Boise-Based Intermountain Gas Sale Positions Service Area From Minnesota to Oregon
By Hagadone, Zach
MDU Resources Group, Inc., a publicly-traded North Dakota diversified natural resources company, announced at the first of the month it had entered an agreement to acquire Boise-based Intermountain Gas Co. in a $328 million cash-for-stock deal.
If the acquisition is finalized – as both parties expect it will be by early fall – IGC’s 300,000 customers in southern Idaho will join more than 630,000 already served by MDU-owned utilities.
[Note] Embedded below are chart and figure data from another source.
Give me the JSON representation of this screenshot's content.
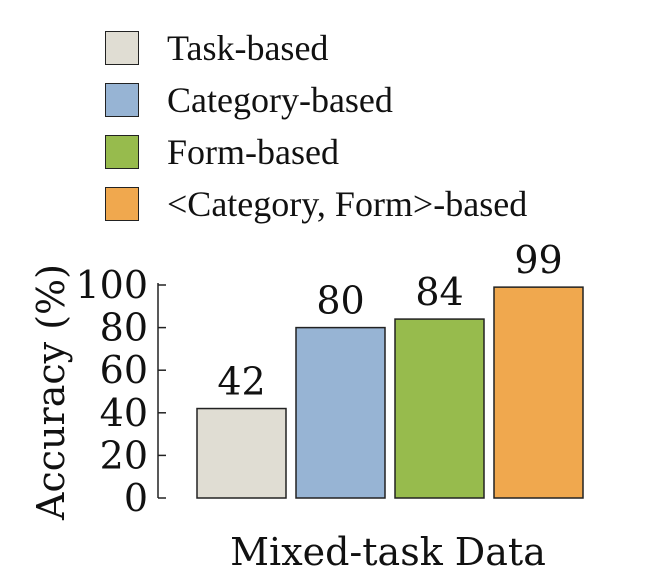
{
  "chart_data": {
    "type": "bar",
    "xlabel": "Mixed-task Data",
    "ylabel": "Accuracy (%)",
    "ylim": [
      0,
      100
    ],
    "yticks": [
      "0",
      "20",
      "40",
      "60",
      "80",
      "100"
    ],
    "legend_position": "top",
    "grid": false,
    "series": [
      {
        "name": "Task-based",
        "values": [
          42
        ],
        "color": "#e0ddd3"
      },
      {
        "name": "Category-based",
        "values": [
          80
        ],
        "color": "#97b4d4"
      },
      {
        "name": "Form-based",
        "values": [
          84
        ],
        "color": "#97bb4d"
      },
      {
        "name": "<Category, Form>-based",
        "values": [
          99
        ],
        "color": "#f0a84e"
      }
    ],
    "data_labels": [
      "42",
      "80",
      "84",
      "99"
    ]
  }
}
“What it means to our customers is that they’re going to be part of a company that is very similar to Intermountain in terms of its attitude towards its customers and the service it provides,” said IGC President William Glynn, who will leave the company to focus on his position as director of its parent, privately-held Intermountain Industries, once the sale is closed. “Another value that is going to accrue to our customers is that they’re going to be part of a company that is part of a larger company, and has the wherewithal to face the challenges that are facing the energy industry today.
The sale includes the purchase of IGC debt totaling about $83 million, and once completed will make the 53-year-old company an indirect wholly owned subsidiary.
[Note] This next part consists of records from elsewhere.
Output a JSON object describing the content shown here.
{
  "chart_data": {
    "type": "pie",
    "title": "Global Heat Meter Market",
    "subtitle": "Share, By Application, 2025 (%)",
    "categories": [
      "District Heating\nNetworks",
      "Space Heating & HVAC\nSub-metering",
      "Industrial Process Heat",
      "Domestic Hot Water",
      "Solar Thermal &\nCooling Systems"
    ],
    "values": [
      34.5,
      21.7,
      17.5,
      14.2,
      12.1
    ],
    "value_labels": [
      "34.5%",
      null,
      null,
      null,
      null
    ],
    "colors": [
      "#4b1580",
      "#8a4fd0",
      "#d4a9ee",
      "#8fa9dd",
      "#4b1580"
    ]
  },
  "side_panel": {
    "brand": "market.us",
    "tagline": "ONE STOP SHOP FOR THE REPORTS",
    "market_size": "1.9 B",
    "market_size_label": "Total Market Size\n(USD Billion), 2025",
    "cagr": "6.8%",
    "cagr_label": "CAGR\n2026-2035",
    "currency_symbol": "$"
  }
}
MDU spokesman Mark Hanson said adding IGC to the company’s portfolio – which includes Great Plains Natural Gas Co., Montana- Dakota Utilities Co. and Cascade Natural Gas Corp. – will fill a gap in its service area, which already stretches from Minnesota to North and South Dakota, Wyoming, Montana, Washington and Oregon.
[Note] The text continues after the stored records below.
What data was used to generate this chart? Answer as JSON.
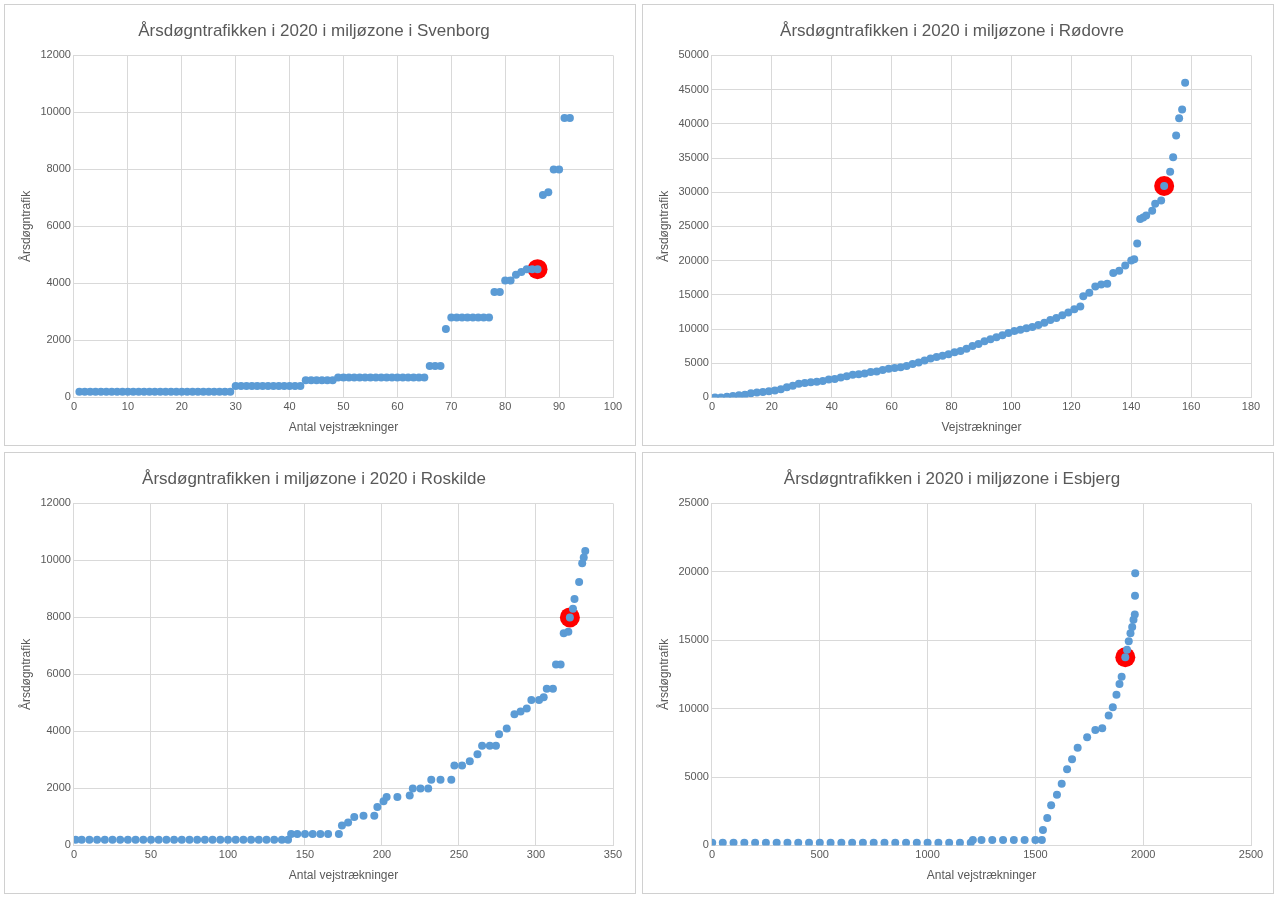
{
  "chart_data": [
    {
      "type": "scatter",
      "title": "Årsdøgntrafikken i 2020 i miljøzone i Svenborg",
      "xlabel": "Antal vejstrækninger",
      "ylabel": "Årsdøgntrafik",
      "xlim": [
        0,
        100
      ],
      "xticks": [
        0,
        10,
        20,
        30,
        40,
        50,
        60,
        70,
        80,
        90,
        100
      ],
      "ylim": [
        0,
        12000
      ],
      "yticks": [
        0,
        2000,
        4000,
        6000,
        8000,
        10000,
        12000
      ],
      "grid": true,
      "legend": false,
      "marker": "circle",
      "series": [
        {
          "color": "#5b9bd5",
          "x": [
            1,
            2,
            3,
            4,
            5,
            6,
            7,
            8,
            9,
            10,
            11,
            12,
            13,
            14,
            15,
            16,
            17,
            18,
            19,
            20,
            21,
            22,
            23,
            24,
            25,
            26,
            27,
            28,
            29,
            30,
            31,
            32,
            33,
            34,
            35,
            36,
            37,
            38,
            39,
            40,
            41,
            42,
            43,
            44,
            45,
            46,
            47,
            48,
            49,
            50,
            51,
            52,
            53,
            54,
            55,
            56,
            57,
            58,
            59,
            60,
            61,
            62,
            63,
            64,
            65,
            66,
            67,
            68,
            69,
            70,
            71,
            72,
            73,
            74,
            75,
            76,
            77,
            78,
            79,
            80,
            81,
            82,
            83,
            84,
            85,
            86,
            87,
            88,
            89,
            90,
            91,
            92
          ],
          "values": [
            200,
            200,
            200,
            200,
            200,
            200,
            200,
            200,
            200,
            200,
            200,
            200,
            200,
            200,
            200,
            200,
            200,
            200,
            200,
            200,
            200,
            200,
            200,
            200,
            200,
            200,
            200,
            200,
            200,
            400,
            400,
            400,
            400,
            400,
            400,
            400,
            400,
            400,
            400,
            400,
            400,
            400,
            600,
            600,
            600,
            600,
            600,
            600,
            700,
            700,
            700,
            700,
            700,
            700,
            700,
            700,
            700,
            700,
            700,
            700,
            700,
            700,
            700,
            700,
            700,
            1100,
            1100,
            1100,
            2400,
            2800,
            2800,
            2800,
            2800,
            2800,
            2800,
            2800,
            2800,
            3700,
            3700,
            4100,
            4100,
            4300,
            4400,
            4500,
            4500,
            4500,
            7100,
            7200,
            8000,
            8000,
            9800,
            9800
          ]
        },
        {
          "color": "#ff0000",
          "x": [
            86
          ],
          "values": [
            4500
          ]
        }
      ]
    },
    {
      "type": "scatter",
      "title": "Årsdøgntrafikken i 2020 i miljøzone i Rødovre",
      "xlabel": "Vejstrækninger",
      "ylabel": "Årsdøgntrafik",
      "xlim": [
        0,
        180
      ],
      "xticks": [
        0,
        20,
        40,
        60,
        80,
        100,
        120,
        140,
        160,
        180
      ],
      "ylim": [
        0,
        50000
      ],
      "yticks": [
        0,
        5000,
        10000,
        15000,
        20000,
        25000,
        30000,
        35000,
        40000,
        45000,
        50000
      ],
      "grid": true,
      "legend": false,
      "marker": "circle",
      "series": [
        {
          "color": "#5b9bd5",
          "x": [
            1,
            3,
            5,
            7,
            9,
            11,
            13,
            15,
            17,
            19,
            21,
            23,
            25,
            27,
            29,
            31,
            33,
            35,
            37,
            39,
            41,
            43,
            45,
            47,
            49,
            51,
            53,
            55,
            57,
            59,
            61,
            63,
            65,
            67,
            69,
            71,
            73,
            75,
            77,
            79,
            81,
            83,
            85,
            87,
            89,
            91,
            93,
            95,
            97,
            99,
            101,
            103,
            105,
            107,
            109,
            111,
            113,
            115,
            117,
            119,
            121,
            123,
            124,
            126,
            128,
            130,
            132,
            134,
            136,
            138,
            140,
            141,
            142,
            143,
            144,
            145,
            147,
            148,
            150,
            151,
            153,
            154,
            155,
            156,
            157,
            158
          ],
          "values": [
            0,
            0,
            100,
            200,
            300,
            400,
            600,
            700,
            800,
            900,
            1000,
            1200,
            1500,
            1700,
            2000,
            2100,
            2200,
            2300,
            2400,
            2600,
            2700,
            2900,
            3100,
            3300,
            3400,
            3500,
            3700,
            3800,
            4000,
            4200,
            4300,
            4400,
            4600,
            4900,
            5100,
            5400,
            5700,
            5900,
            6100,
            6300,
            6600,
            6800,
            7100,
            7500,
            7800,
            8200,
            8500,
            8800,
            9100,
            9400,
            9700,
            9900,
            10100,
            10300,
            10600,
            10900,
            11300,
            11600,
            12000,
            12400,
            12900,
            13300,
            14800,
            15300,
            16200,
            16500,
            16600,
            18200,
            18500,
            19300,
            20000,
            20200,
            22500,
            26100,
            26300,
            26600,
            27300,
            28300,
            28800,
            30900,
            33000,
            35100,
            38300,
            40800,
            42100,
            46000
          ]
        },
        {
          "color": "#ff0000",
          "x": [
            151
          ],
          "values": [
            30900
          ]
        }
      ]
    },
    {
      "type": "scatter",
      "title": "Årsdøgntrafikken i miljøzone i 2020 i Roskilde",
      "xlabel": "Antal vejstrækninger",
      "ylabel": "Årsdøgntrafik",
      "xlim": [
        0,
        350
      ],
      "xticks": [
        0,
        50,
        100,
        150,
        200,
        250,
        300,
        350
      ],
      "ylim": [
        0,
        12000
      ],
      "yticks": [
        0,
        2000,
        4000,
        6000,
        8000,
        10000,
        12000
      ],
      "grid": true,
      "legend": false,
      "marker": "circle",
      "series": [
        {
          "color": "#5b9bd5",
          "x": [
            1,
            5,
            10,
            15,
            20,
            25,
            30,
            35,
            40,
            45,
            50,
            55,
            60,
            65,
            70,
            75,
            80,
            85,
            90,
            95,
            100,
            105,
            110,
            115,
            120,
            125,
            130,
            135,
            139,
            141,
            145,
            150,
            155,
            160,
            165,
            172,
            174,
            178,
            182,
            188,
            195,
            197,
            201,
            203,
            210,
            218,
            220,
            225,
            230,
            232,
            238,
            245,
            247,
            252,
            257,
            262,
            265,
            270,
            274,
            276,
            281,
            286,
            290,
            294,
            297,
            302,
            305,
            307,
            311,
            313,
            316,
            318,
            321,
            322,
            324,
            325,
            328,
            330,
            331,
            332
          ],
          "values": [
            200,
            200,
            200,
            200,
            200,
            200,
            200,
            200,
            200,
            200,
            200,
            200,
            200,
            200,
            200,
            200,
            200,
            200,
            200,
            200,
            200,
            200,
            200,
            200,
            200,
            200,
            200,
            200,
            200,
            400,
            400,
            400,
            400,
            400,
            400,
            400,
            700,
            800,
            1000,
            1040,
            1040,
            1350,
            1550,
            1700,
            1700,
            1750,
            2000,
            2000,
            2000,
            2300,
            2300,
            2300,
            2800,
            2800,
            2950,
            3200,
            3500,
            3500,
            3500,
            3900,
            4100,
            4600,
            4700,
            4800,
            5100,
            5100,
            5200,
            5500,
            5500,
            6350,
            6350,
            7440,
            7500,
            8000,
            8300,
            8650,
            9240,
            9900,
            10100,
            10330
          ]
        },
        {
          "color": "#ff0000",
          "x": [
            322
          ],
          "values": [
            8000
          ]
        }
      ]
    },
    {
      "type": "scatter",
      "title": "Årsdøgntrafikken i 2020 i miljøzone i Esbjerg",
      "xlabel": "Antal vejstrækninger",
      "ylabel": "Årsdøgntrafik",
      "xlim": [
        0,
        2500
      ],
      "xticks": [
        0,
        500,
        1000,
        1500,
        2000,
        2500
      ],
      "ylim": [
        0,
        25000
      ],
      "yticks": [
        0,
        5000,
        10000,
        15000,
        20000,
        25000
      ],
      "grid": true,
      "legend": false,
      "marker": "circle",
      "series": [
        {
          "color": "#5b9bd5",
          "x": [
            1,
            50,
            100,
            150,
            200,
            250,
            300,
            350,
            400,
            450,
            500,
            550,
            600,
            650,
            700,
            750,
            800,
            850,
            900,
            950,
            1000,
            1050,
            1100,
            1150,
            1200,
            1210,
            1250,
            1300,
            1350,
            1400,
            1450,
            1500,
            1530,
            1535,
            1555,
            1573,
            1600,
            1622,
            1647,
            1670,
            1696,
            1740,
            1778,
            1810,
            1840,
            1859,
            1876,
            1890,
            1900,
            1917,
            1925,
            1933,
            1941,
            1949,
            1955,
            1961,
            1962,
            1963
          ],
          "values": [
            200,
            200,
            200,
            200,
            200,
            200,
            200,
            200,
            200,
            200,
            200,
            200,
            200,
            200,
            200,
            200,
            200,
            200,
            200,
            200,
            200,
            200,
            200,
            200,
            200,
            400,
            400,
            400,
            400,
            400,
            400,
            400,
            400,
            1120,
            2000,
            2940,
            3700,
            4500,
            5570,
            6300,
            7130,
            7900,
            8440,
            8570,
            9500,
            10100,
            11020,
            11800,
            12320,
            13750,
            14300,
            14930,
            15500,
            15970,
            16500,
            16880,
            18250,
            19900
          ]
        },
        {
          "color": "#ff0000",
          "x": [
            1917
          ],
          "values": [
            13750
          ]
        }
      ]
    }
  ]
}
“You kind of plop that into the middle and you might be able to share some expertise between them,” Hanson said.
But that doesn’t mean sweeping changes, both Hanson and Glynn said. Glynn said MDU’s acquisition of Cascade Natural Gas two years ago didn’t accompany a bloodletting and that the acquisition actually increased the company’s workforce, though only slightly; adding seven to a base of about 300. In that case, the sitting president left the company too.
“The parallels seem pretty remarkable,” Glynn said. “[And] they have said, ‘We intend to use the Cascade acquisition model for Intermountain.’”
IGC spokesman Byron Defenbach also pointed to the Cascade acquisition though recognized that some changes would likely be necessary.
“Obviously there will probably be changes over time relative to administration and techniques, and back-office operations will probably be brought more into line with each other,” he said. “But they foresee no personnel changes at Intermountain Gas. It isn’t their practice to ship bodies in from their company to take over others.”
Glynn, who served as chief financial officer at MDU from 1979 to 1987, said his departure from Intermountain Gas was made known to bidders at the outset of the process. “It was not a negotiated issue or anything like that,” Hanson said.
Both Hanson and Glynn affirmed that Glynn’s prior relationship with MDU had no direct bearing on Intermountain Industries’ decision to accept the company’s bid, which was winnowed down from 50 competitors from April 1 to July 1.
“At least on my part it did not,” Glynn said. “Obviously I took comfort when I found they were interested.”
On MDU’s part, however, it didn’t hurt.
“Obviously he had some familiarity with the company and knew how we operated,” Hanson said. “Maybe he’s kept relationships with others, I have no idea… I’ve got to imagine there was a little bit more comfort and familiarity with knowing Bill.”
Once IGC is a subsidiary of MDU, Glynn said he’ll focus his energy on Intermountain Industries’ other investments, primarily the development of its oil and natural gas operations in the Rocky Mountains of Utah and Colorado.
MDU acquires IGC at a time when its business and systems are good shape, Hanson said. The company employs 332 people and serves 74 communities around the state – including the Boise metro area, Twin Falls, Sun Valley, Pocatello and Idaho Falls – and has experienced recent customer growth of about 4.5 percent annually.
Glynn said in the 12 months ending March 2008 IGC’s revenues were approximately $300 million.
“When you look at the location, the type of company it is, the employees, how they run their company; you take all those factors and it was a really good fit with the way we do business,” Hanson said. “It was a good fit both ways.”
MDU ranked 519 for total revenues on the Fortune 1,000 list and fourth for total return to shareholders for the period 1996 to 2006 in the mining and crude oil production industry. IGC is one of two main natural gas providers in the state. The other is Spokane, Wash.- based Avista, which serves much of northern Idaho.